Kontroversi Vasektomi Sebagai Syarat Bansos: Diskriminasi dan Pemaksaan

image

Membahas kontroversi kebijakan vasektomi sebagai syarat bansos di Jawa Barat yang dinilai diskriminatif.

Vasektomi Sebagai Syarat Bansos: Kebijakan yang Dipertanyakan

Gubernur Jawa Barat, Dedi Mulyadi, mengusulkan kebijakan kontroversial dengan menjadikan vasektomi sebagai syarat untuk menerima bantuan sosial (bansos). Wacana ini menuai kritik tajam dari berbagai kalangan, termasuk ekonom UGM, Wisnu Setiadi Nugroho, Ph.D. Menurut Wisnu, kebijakan ini sangat diskriminatif dan berisiko menimbulkan ketidakadilan sosial. Ia menekankan bahwa masih banyak alternatif lain yang dapat ditempuh untuk mengurangi kemiskinan tanpa harus memaksakan kontrasepsi.

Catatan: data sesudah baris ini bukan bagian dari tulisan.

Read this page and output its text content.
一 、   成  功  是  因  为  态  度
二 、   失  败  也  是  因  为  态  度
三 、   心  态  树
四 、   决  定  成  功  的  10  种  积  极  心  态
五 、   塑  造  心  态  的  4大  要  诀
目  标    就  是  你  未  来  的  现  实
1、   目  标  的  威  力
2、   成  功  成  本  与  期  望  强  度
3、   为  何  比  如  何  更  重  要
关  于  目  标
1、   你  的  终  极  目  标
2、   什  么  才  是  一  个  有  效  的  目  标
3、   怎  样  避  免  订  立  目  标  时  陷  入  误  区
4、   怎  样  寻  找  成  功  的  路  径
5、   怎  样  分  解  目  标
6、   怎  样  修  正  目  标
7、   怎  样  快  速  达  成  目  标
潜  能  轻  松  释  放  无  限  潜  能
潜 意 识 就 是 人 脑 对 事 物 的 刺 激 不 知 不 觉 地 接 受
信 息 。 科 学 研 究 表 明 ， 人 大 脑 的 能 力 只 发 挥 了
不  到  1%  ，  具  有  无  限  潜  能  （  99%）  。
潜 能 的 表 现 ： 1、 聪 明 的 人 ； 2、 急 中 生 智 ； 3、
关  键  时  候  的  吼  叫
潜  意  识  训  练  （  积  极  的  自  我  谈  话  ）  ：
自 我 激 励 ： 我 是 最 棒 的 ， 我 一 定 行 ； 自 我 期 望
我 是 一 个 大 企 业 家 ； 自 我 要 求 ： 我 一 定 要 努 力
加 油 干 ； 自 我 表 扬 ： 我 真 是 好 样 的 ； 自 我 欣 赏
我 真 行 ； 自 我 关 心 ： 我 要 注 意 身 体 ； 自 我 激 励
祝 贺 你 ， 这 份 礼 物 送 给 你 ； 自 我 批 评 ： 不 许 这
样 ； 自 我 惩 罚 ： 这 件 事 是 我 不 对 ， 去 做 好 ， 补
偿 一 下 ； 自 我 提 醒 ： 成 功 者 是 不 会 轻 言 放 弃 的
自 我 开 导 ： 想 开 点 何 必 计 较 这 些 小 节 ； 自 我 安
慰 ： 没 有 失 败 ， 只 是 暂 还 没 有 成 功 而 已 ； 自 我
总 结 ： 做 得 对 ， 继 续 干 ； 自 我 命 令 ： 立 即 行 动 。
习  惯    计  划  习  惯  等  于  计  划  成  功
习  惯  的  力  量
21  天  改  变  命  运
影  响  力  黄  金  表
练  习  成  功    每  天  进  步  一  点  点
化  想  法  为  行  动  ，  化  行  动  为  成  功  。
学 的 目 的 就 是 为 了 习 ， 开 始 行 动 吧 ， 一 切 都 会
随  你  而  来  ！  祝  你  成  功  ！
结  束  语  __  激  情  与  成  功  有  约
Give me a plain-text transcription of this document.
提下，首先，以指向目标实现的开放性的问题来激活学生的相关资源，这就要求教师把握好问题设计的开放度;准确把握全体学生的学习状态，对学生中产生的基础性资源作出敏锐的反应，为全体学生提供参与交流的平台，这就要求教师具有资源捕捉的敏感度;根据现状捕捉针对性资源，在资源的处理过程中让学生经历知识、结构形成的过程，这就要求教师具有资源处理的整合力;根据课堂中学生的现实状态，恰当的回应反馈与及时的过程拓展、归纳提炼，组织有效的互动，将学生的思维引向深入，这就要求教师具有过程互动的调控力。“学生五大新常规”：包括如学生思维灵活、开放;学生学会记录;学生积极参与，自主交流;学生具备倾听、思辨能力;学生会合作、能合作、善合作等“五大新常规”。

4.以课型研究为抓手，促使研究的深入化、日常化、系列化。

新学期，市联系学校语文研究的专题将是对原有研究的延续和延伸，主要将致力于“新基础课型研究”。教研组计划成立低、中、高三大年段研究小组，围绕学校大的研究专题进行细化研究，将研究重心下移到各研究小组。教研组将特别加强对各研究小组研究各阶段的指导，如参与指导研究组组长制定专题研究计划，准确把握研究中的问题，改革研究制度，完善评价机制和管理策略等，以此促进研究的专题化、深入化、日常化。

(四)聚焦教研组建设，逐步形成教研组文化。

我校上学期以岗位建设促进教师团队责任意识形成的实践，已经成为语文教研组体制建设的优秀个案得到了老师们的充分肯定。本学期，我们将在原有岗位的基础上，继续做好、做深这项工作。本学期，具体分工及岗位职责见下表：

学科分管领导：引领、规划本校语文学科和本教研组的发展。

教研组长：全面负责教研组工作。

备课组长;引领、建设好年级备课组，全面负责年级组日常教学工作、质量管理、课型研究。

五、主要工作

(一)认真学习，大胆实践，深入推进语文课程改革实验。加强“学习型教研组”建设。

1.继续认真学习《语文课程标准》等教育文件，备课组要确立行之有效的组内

Wisnu menjelaskan bahwa keluarga miskin cenderung memiliki anggota rumah tangga lebih banyak dibanding kelas menengah atas. Namun, menjadikan vasektomi sebagai syarat bansos adalah kebijakan ekstrem yang berisiko sosial. Hal ini bisa menimbulkan kesan pemaksaan terhadap kelompok rentan dan menurunkan kepercayaan publik terhadap program bansos serta program pemerintah lainnya.

Alternatif Kebijakan yang Lebih Manusiawi

Wisnu menyarankan agar pemerintah menggencarkan kembali program Keluarga Berencana (KB) yang bersifat sukarela, seperti di era Orde Baru. Pendekatan ini terbukti berhasil menurunkan angka kelahiran tanpa paksaan. Banyak negara menggunakan pendekatan tidak langsung dalam menekan populasi penduduknya. Misalnya, di Amerika Serikat dan United Kingdom, kebijakan pembatasan tempat tinggal diterapkan dengan menyesuaikan jumlah kamar dengan jumlah penghuni.

Dari sisi hak asasi manusia, Wisnu menegaskan bahwa hak reproduksi merupakan bagian dari hak dasar manusia yang tidak seharusnya diintervensi oleh negara. Negara tidak memiliki hak untuk memaksa warga menjalani tindakan medis seperti vasektomi. Edukasi, insentif, dan sosialisasi adalah langkah yang lebih tepat untuk mengatasi masalah kependudukan.

Wisnu juga mengingatkan tentang risiko moral hazard jika bansos dijadikan alat untuk memaksakan keputusan medis tertentu. Praktik ilegal seperti surat vasektomi palsu atau klinik gelap bisa muncul. Untuk merancang kebijakan kependudukan yang manusiawi dan berkelanjutan, pendekatan partisipatif dan berbasis edukasi sangat diperlukan.

Misalnya, dengan mendorong voluntary family planning, memberikan insentif untuk kepesertaan program keluarga berencana, edukasi reproduksi yang komprehensif, memperkuat perlindungan sosial, serta inovasi program seperti pemberian voucher kontrasepsi gratis atau sistem berbasis insentif sosial, untuk mencapai tujuan kependudukan tanpa paksaan.